__attribute__((noipa)) fully blocks all inter-procedural analysis
If you just want to look at the asm for a call site, the easiest thing is not to define the function in the same compilation unit, only declare it with a prototype. (That won't work if you're using -flto to allow cross-file inlining with link-time optimization, which you should for production builds, especially if you have small functions in separate .c files, not .h.)
__attribute__((noinline)) is sufficient for most use-cases, especially ones where you're actually planning to run the generated code and just want to stop the compiler from bloating your binary.
But sometimes you also want to look at the asm for a stand-alone definition of the function so you want a way to get both definition and call-site into one compile.
To fully block all inter-procedural analysis in GCC, use __attribute__((noipa)). (also or instead)
__attribute__((noinline)) void empty_noinline(){} int foo(){ empty_noinline(); return 1; }
GCC and Clang (with -O1 or higher) both compile foo without a call to empty_noinline since it does nothing. They aren't inlining it, they just see there are no side effects and optimize away the call itself.
# x86-64 GCC -O3 empty_noinline: ret foo: mov eax, 1 ret
But with noipa, GCC acts like the definition wasn't visible, only a declaration. (Clang doesn't have an equivalent attribute that I know of, but ignores attributes it doesn't understand.
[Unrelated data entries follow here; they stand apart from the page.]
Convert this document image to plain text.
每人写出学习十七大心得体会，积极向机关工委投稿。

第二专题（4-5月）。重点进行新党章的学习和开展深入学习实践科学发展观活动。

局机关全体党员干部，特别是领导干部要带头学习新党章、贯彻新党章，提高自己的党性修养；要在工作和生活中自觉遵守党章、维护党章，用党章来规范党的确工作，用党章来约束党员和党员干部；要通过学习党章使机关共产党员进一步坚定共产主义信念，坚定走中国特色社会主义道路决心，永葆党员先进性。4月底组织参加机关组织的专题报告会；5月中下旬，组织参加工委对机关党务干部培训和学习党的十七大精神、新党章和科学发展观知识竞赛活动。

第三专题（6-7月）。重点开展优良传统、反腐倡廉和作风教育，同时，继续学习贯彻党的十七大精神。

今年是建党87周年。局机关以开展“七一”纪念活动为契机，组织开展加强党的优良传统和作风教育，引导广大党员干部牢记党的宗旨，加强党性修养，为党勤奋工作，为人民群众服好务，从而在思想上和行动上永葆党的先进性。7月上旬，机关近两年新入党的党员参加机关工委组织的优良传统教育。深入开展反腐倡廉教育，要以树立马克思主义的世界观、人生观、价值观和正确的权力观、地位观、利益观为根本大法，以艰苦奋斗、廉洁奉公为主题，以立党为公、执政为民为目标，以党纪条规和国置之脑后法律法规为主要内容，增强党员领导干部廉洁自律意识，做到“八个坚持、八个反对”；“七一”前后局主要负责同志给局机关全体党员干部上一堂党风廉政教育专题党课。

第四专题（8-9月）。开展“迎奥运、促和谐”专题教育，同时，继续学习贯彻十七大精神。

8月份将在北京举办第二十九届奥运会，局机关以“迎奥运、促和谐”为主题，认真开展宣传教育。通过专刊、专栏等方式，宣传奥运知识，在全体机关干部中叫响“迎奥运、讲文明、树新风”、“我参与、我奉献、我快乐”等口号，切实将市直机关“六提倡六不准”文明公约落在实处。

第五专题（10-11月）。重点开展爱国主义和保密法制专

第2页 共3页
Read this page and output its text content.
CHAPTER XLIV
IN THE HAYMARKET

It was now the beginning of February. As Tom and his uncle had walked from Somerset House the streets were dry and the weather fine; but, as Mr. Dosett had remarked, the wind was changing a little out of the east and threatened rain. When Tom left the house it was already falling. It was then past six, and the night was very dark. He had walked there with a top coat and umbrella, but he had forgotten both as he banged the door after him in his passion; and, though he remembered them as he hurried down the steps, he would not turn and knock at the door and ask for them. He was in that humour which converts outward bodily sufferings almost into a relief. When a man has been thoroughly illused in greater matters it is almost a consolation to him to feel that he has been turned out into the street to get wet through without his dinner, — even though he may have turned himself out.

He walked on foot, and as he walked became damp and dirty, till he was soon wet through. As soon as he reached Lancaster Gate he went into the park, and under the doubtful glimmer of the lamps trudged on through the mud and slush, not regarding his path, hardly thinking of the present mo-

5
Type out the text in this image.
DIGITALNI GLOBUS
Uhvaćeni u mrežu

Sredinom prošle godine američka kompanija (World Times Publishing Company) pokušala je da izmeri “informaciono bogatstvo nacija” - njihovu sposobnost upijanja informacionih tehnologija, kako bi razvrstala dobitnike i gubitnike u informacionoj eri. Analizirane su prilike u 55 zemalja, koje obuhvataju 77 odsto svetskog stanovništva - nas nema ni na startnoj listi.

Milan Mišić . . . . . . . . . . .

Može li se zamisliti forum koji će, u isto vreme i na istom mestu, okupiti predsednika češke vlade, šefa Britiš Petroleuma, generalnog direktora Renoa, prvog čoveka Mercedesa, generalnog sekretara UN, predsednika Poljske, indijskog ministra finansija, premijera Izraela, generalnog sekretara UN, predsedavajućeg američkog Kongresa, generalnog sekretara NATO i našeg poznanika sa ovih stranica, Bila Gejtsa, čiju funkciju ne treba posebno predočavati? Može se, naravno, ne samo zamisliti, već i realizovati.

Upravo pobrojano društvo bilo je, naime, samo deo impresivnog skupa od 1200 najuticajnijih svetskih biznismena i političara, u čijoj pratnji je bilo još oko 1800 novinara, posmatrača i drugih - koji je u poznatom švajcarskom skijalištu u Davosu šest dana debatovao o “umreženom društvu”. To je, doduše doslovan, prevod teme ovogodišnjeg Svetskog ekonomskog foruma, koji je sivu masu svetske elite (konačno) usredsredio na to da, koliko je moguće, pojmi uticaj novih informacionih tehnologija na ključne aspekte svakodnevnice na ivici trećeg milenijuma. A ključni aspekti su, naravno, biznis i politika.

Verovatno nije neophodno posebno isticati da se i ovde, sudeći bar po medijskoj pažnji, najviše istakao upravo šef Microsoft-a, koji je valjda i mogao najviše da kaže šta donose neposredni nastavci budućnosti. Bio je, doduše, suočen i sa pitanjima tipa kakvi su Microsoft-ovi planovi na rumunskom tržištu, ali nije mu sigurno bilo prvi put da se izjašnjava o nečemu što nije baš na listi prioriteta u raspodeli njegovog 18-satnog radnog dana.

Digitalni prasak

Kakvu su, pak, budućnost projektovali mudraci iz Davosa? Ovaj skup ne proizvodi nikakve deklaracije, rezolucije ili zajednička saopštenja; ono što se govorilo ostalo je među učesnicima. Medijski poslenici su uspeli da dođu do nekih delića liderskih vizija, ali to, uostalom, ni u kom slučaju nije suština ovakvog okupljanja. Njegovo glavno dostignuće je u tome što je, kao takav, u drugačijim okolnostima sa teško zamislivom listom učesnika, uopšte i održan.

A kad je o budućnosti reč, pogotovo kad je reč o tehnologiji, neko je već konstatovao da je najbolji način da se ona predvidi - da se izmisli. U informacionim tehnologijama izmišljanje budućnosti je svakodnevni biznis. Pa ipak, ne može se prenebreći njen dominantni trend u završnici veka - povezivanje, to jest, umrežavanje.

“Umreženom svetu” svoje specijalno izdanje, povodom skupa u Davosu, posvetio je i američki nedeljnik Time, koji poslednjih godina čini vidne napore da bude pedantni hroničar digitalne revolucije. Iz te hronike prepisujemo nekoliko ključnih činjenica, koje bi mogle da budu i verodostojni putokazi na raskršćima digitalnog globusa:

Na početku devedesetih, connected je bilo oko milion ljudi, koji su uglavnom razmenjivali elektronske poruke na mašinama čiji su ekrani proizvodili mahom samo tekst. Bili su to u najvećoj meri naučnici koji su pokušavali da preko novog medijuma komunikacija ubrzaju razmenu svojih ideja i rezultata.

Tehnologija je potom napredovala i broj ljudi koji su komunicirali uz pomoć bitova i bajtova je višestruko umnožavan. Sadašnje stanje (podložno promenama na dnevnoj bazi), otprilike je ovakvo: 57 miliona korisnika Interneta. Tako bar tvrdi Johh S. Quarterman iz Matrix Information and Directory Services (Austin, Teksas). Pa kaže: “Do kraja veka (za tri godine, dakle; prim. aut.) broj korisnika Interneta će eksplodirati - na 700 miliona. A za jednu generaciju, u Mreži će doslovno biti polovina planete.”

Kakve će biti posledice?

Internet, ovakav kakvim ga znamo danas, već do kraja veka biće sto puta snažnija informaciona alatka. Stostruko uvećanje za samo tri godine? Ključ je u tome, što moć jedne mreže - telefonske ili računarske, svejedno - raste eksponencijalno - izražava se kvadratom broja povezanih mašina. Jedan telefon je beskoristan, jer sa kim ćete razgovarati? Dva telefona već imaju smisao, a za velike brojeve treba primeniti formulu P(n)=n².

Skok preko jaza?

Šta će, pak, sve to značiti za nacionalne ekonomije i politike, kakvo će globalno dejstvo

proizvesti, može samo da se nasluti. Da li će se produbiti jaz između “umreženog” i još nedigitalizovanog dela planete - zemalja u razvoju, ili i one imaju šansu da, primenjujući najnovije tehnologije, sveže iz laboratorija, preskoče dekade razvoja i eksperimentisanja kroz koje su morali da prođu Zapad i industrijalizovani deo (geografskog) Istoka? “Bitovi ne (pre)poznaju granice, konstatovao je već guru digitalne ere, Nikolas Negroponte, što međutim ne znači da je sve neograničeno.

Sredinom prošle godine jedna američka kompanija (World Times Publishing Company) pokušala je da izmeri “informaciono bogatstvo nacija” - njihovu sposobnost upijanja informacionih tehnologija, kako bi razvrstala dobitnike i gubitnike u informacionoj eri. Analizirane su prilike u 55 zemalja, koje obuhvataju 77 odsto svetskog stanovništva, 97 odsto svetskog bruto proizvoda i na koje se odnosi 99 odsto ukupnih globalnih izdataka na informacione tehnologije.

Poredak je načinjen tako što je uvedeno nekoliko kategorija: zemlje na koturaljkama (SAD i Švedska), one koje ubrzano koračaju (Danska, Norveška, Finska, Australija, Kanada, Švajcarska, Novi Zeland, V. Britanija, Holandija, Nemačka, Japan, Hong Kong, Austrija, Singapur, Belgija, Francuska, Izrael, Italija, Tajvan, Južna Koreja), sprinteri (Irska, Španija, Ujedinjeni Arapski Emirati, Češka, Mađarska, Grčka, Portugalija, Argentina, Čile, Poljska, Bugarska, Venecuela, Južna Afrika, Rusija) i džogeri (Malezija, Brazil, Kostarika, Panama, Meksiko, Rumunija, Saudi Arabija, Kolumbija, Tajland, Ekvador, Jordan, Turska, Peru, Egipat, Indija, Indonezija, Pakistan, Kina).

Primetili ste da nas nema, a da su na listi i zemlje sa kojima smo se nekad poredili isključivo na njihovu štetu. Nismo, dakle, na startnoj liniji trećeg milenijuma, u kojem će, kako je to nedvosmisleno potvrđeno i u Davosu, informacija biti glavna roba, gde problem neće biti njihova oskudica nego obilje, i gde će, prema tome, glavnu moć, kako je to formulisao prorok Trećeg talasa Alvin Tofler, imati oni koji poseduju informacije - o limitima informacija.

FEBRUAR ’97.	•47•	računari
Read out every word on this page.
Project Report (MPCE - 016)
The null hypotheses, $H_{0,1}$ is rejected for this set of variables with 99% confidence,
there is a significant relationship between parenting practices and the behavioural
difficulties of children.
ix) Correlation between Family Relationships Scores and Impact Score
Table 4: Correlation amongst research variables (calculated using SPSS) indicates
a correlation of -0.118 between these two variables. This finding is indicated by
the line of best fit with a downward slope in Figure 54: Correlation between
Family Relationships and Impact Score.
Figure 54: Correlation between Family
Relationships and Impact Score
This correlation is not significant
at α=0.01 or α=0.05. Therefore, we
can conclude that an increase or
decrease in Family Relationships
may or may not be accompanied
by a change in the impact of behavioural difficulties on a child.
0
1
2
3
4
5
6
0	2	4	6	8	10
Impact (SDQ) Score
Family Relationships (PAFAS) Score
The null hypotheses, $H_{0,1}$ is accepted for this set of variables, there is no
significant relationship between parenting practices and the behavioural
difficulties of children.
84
I use noinline as well as noipa so at least noinline is there for Clang, for functions where that helps at all.)
__attribute__((noinline,noipa)) void empty_noipa(){} int bar(){ empty_noipa(); return 2; }
empty_noipa: ret bar: sub rsp, 8 # align stack pointer by 16 before a call call empty_noipa #### Call not optimized away mov eax, 2 add rsp, 8 ret
See these examples on Godbolt with GCC15.2 and Clang 20.1 where you can play with them.
Inter-procedural optimization other than inlining or optimizing away
Putting some work into empty_noinline() will convince GCC and Clang to actually call it, like volatile int a=1; a*=2;.
But without noipa, GCC will omit aligning the stack to fully follow the ABI, since inter-procedural analysis finds that the function doesn't care about stack alignment by 16. GCC will also potentially make .constprop clones of functions, specialized for one arg being a compile-time constant. noipa blocks that, too.
__attribute__((noinline)) void empty_noinline(){ volatile // no side effects unless a is volatile int a=1; a*=2; } int foo(){ empty_noinline(); return 1; }
(See the above Godbolt link; just uncomment volatile in empty_noinline.)
# x86-64 GCC -O3 empty_noinline: mov DWORD PTR [rsp-4], 1 mov eax, DWORD PTR [rsp-4] # GCC won't use memory-source ALU ops with volatile add eax, eax mov DWORD PTR [rsp-4], eax ret foo: # note lack of sub/add RSP, or dummy push like Clang does # so RSP%16 == 8 at this point call empty_noinline mov eax, 1 ret
Clang 20 still fully follows the calling convention:
empty_noinline: mov dword ptr [rsp - 4], 1 shl dword ptr [rsp - 4] # volatile doesn't force clang to load/store with separate insns ret foo: push rax # align the stack with a dummy push call empty_noinline mov eax, 1 pop rcx # and undo it into a different call-clobbered reg ret
The above GCC optimizations aren't necessarily bad depending on what you wanted. If you want an example of how to write correct asm by hand which follows the calling conventions, then any IPA is bad. But if you want efficient compact code, then opportunistically skipping stack alignment is a good thing when it doesn't hurt the callee.